Dessa maneira, ao que parece, HDM inaugura uma nova possibilidade de narrador intruso, que pode ser explicado justamente pelos empréstimos que a narrativa faz da literatura oral, onde aquele que conta – e muitas vezes, (re)inventa – uma história oralmente, se concede o direito de intervir, de dirigir-se aos personagens com conselhos e repreensões, até porque muitas vezes o ouvinte – especialmente sendo uma criança – é feito protagonista da ação narrada, como é o caso da minissérie. A proximidade que a narradora demonstra ter com os personagens e a liberdade que ela assume para interferir nas ações daqueles será esclarecida ao final da trama, quando a dona da voz é figurativizada na avó que conta histórias para a neta doente, que é a própria Maria.

Diferentemente da primeira jornada, que apresenta uma superposição de isotopias, o que faz com que o discurso inteiro possa ser lido de, pelo menos, duas maneiras diferentes, nessa segunda jornada, embora a pluri-isotopia também se faça presente, há claramente a articulação de duas isotopias independentes, apontando para duas narrativas paralelas, o que fica evidente a partir da cena em que a narradora oral se torna personagem.

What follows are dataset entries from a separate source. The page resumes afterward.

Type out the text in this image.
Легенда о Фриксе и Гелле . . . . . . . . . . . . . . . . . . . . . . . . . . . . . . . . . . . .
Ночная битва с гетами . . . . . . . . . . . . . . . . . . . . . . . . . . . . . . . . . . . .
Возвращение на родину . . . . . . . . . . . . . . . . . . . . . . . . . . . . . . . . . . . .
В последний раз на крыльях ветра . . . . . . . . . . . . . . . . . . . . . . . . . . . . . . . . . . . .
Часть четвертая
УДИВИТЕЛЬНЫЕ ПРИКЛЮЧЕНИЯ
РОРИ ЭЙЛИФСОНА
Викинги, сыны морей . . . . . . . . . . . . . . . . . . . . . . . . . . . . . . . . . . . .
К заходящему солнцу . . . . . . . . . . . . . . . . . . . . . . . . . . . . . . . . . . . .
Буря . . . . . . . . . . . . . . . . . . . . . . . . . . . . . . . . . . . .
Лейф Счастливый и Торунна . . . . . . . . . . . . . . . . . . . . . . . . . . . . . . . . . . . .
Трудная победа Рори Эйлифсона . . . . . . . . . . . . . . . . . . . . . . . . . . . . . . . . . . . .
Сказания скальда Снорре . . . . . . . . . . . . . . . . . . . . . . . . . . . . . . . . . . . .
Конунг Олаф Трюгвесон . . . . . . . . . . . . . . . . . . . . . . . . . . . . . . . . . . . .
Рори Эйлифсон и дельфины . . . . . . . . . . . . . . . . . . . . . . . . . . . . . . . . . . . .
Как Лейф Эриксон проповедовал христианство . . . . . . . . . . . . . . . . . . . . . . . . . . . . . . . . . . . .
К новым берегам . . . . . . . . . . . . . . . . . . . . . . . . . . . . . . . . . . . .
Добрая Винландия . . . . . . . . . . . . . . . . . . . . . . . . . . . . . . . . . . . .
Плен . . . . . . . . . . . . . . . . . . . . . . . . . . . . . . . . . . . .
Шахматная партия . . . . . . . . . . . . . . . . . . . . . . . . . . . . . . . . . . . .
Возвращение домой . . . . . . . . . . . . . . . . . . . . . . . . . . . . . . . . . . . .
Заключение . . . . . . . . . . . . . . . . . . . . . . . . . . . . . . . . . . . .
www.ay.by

A presentificação da narradora, portanto, e de duas caracterizações da mesma Maria, indicam, ora uma narrativa em que a menina é ouvinte, e que chamaremos aqui de “realidade ficcional”, ora outra narrativa, que é um “faz de conta”, fruto do sonho da menina, uma representação ficcional daquilo que vai sendo narrado e que é, portanto, uma ficção dentro da ficção, da qual Maria é protagonista.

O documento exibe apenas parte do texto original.